Mrs. Holt had dropped the carriage-blanket she was embroidering for her daughter's baby. "Are you dreaming?" she gasped. "Hiram will haunt the place!"

"Just you wait. Miss Webster hasn't waited all these years for nothing."

Nor had she. The sudden and stupendous change in her fortunes had routed grief—made her dizzy with possibilities. She had no desire to travel, but she had had a lifelong craving for luxury. She might not have many more years to live, she reiterated to Miss Williams, but during those years her wealth should buy her all that her soul had ever yearned for.
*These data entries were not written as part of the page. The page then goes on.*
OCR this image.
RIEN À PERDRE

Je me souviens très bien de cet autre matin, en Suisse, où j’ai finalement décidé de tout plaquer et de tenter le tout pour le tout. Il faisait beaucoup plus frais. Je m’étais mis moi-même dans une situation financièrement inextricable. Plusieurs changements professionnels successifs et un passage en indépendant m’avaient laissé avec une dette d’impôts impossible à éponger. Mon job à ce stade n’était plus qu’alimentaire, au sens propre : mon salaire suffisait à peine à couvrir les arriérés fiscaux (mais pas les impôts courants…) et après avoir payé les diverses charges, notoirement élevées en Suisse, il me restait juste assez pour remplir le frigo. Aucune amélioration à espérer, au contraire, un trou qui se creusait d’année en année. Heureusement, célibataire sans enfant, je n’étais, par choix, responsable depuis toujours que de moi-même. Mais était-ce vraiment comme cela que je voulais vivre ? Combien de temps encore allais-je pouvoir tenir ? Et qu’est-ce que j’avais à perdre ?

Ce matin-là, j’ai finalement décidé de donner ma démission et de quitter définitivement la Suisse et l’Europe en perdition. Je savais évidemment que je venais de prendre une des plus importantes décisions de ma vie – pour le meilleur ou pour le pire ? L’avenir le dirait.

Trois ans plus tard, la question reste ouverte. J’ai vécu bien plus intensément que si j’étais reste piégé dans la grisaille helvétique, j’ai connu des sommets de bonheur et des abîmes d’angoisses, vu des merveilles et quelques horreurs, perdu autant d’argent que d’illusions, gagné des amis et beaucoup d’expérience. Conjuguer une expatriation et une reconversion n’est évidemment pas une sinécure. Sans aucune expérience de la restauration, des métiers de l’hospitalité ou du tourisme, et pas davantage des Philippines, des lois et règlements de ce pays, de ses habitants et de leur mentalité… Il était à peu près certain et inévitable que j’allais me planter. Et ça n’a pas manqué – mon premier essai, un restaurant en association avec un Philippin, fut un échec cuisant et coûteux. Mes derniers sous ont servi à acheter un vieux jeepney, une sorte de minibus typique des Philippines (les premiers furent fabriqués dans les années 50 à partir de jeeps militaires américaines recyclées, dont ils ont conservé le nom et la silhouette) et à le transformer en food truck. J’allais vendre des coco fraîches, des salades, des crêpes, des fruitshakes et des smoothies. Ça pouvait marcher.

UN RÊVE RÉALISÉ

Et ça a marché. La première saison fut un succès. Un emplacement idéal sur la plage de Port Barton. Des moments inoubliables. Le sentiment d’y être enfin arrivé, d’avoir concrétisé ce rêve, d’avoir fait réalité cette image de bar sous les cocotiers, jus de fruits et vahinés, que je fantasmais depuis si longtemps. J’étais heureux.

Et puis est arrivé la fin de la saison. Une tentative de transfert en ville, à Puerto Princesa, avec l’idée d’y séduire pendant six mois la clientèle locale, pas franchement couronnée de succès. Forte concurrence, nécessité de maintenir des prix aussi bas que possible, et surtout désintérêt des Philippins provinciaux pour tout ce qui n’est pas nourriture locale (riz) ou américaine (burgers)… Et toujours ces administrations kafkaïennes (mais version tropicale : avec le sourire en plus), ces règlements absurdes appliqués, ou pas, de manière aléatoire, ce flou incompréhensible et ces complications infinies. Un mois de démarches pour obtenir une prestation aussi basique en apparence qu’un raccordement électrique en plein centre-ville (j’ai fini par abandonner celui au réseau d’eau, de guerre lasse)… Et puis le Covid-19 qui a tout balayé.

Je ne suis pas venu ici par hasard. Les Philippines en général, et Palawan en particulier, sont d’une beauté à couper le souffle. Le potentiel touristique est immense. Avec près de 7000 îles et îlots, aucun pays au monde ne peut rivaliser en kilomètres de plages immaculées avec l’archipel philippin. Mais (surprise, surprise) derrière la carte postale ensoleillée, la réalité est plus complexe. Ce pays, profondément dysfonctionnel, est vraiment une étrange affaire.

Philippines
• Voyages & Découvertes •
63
In due course the old exclusive families of the infant city received large squares of pasteboard heavily bordered with black, intimating that Miss Webster would be at home to her friends on Thursdays at four of the clock. On the first Thursday thereafter the parlor of Webster Hall was as crowded as on the day of the funeral. "But who would ever know the old barrack?" as the visitors whispered. Costly lace hid the window-panes, heavy pale-blue satin the ancient frames. The walls were frescoed with pink angels rising from the tinting clouds of dawn. The carpet was of light-blue velvet; the deep luxurious chairs and divans and the portières were of blue satin. The wood-work was enamelled with silver. Out in the wide hall Persian rugs lay on the inlaid floors, tapestry cloth hid the walls. Carved furniture stood in the niches and the alcoves. Through the open doors of the library the guests saw walls upholstered with leather, low bookcases, busts of marble and bronze. An old laboratory off the doctor's study had been transformed into a dining-room, as expensive and conventional as the other rooms. There a dainty luncheon was spread.

Miss Webster led the lakeside people up-stairs. The many spare bedrooms had been handsomely furnished, each in a different color. When the guests were finally permitted to enter Miss Webster's own virgin bower their chins dropped helplessly. Only this saved them from laughing outright.